Payments Company shared board seat
 City National 
 Fifth Third Bank 
 First Citizens 
 M&T

PayCo services

Clearing House Interbank Payments System
The Clearing House Interbank Payments System (CHIPS) is a bank owned automated funds-transfer system for domestic and international high value payment transactions in U.S. dollars. It is a real-time final settlement payment system that continuously matches, off-sets and settles payments among international and domestic banks.

CHIPS provides real-time, immediate and final settlement of payment messages continuously throughout the day similar to Fedwire. During the business day, system participants can send their payments to CHIPS. Funds are released by available funds on hand (no overdrafts are permitted) or through offsetting. A “balance release algorithm” continuously searches the queue of unreleased payments and uses this patented off-setting algorithm to match and release payments.

CHIPS’ ability to perform real-time bilateral and multi-lateral off-setting means that very large payments can be released earlier in the day, and that participants realize greater liquidity efficiency savings than those possible in pure RTGS systems. With real-time off-setting, the system continuously offsets payments between two or more CHIPS participants. A payment is considered final and irrevocable at the instant CHIPS releases it.
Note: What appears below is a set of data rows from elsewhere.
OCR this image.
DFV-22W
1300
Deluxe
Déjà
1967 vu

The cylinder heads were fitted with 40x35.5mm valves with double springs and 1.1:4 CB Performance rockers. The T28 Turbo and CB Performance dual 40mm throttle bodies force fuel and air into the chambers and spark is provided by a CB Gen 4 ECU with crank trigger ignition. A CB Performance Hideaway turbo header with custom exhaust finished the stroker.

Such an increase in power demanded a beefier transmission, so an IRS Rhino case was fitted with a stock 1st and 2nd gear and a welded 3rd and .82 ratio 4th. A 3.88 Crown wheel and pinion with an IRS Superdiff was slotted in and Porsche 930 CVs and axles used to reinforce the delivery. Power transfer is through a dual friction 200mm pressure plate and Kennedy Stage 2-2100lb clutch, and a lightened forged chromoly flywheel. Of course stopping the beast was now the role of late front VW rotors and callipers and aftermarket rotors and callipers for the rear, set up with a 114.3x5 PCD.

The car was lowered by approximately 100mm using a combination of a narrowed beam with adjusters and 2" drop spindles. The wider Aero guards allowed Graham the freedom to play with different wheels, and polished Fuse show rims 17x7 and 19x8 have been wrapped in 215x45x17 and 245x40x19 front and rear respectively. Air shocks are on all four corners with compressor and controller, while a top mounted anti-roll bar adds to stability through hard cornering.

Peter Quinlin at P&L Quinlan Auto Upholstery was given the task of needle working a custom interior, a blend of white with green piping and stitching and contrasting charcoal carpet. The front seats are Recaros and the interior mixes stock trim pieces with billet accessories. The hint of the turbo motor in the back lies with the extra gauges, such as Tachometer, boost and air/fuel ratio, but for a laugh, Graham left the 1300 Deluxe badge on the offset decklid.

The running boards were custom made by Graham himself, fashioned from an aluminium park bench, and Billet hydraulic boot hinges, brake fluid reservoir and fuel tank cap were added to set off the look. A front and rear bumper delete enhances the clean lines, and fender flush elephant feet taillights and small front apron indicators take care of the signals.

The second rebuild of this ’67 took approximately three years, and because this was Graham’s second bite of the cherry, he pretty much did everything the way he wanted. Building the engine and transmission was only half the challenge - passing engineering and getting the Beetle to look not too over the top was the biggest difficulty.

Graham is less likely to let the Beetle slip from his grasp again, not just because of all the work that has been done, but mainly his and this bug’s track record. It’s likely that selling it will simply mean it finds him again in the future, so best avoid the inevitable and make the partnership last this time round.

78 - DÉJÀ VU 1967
Since CHIPS’ inception The Clearing House management has implemented a number of credit, systemic and liquidity risk reduction measures to better manage individual participant risk, eliminate daylight overdraft exposure, and virtually eliminate systemic risk.

Electronic Payments Network
Electronic Payments Network (EPN) is an automated clearing house (ACH), i.e. a computerized, batch-processing funds-transfer system that processes domestic consumer and commercial financial transactions among depository institutions. Rather than sending each payment separately, ACH transactions are accumulated and sorted by destination for transmission during a predetermined time period.

The Automated Clearing Exchange System (ACES) is the core computerized system for EPN processing of payments between account holders at depository financial institutions. EPN serves approximately 450 processing customers. EPN participants include Depository Financial Institutions (DFI) throughout the United States and its territories as part of a nationwide network for domestic commercial banks, thrifts, credit unions and agencies of foreign institutions.

SVPCO
SVPCO is The Clearing House's line of business that operates CHECCS, which is a computerized settlement system.

SVPCO Online Adjustments provides a secure online database to automate cash letter adjustments.

SVPCO Online Settlement is integrated with the SVPCO Image Payments Network and provides automated settlement for cash letter activity. It also works in tandem with SVPCO Online Adjustments, which allows institutions to reconcile adjustments the same day by eliminating the need for paper forms and attachments.

Check exchanges
The New York Clearing House Association was organized at the Bank Officers meeting on October 4, 1853. There were fifty-seven banks in New York City in 1853. Fifty-two became members of the Association. The first check exchanges at The Clearing House were held on October 11, 1853. The Clearing House does not exchange physical checks any longer. The original check exchanges have evolved into a new computerized check settlement system operated by SVPCO called the Clearing House Electronic Check Clearing System (CHECCS).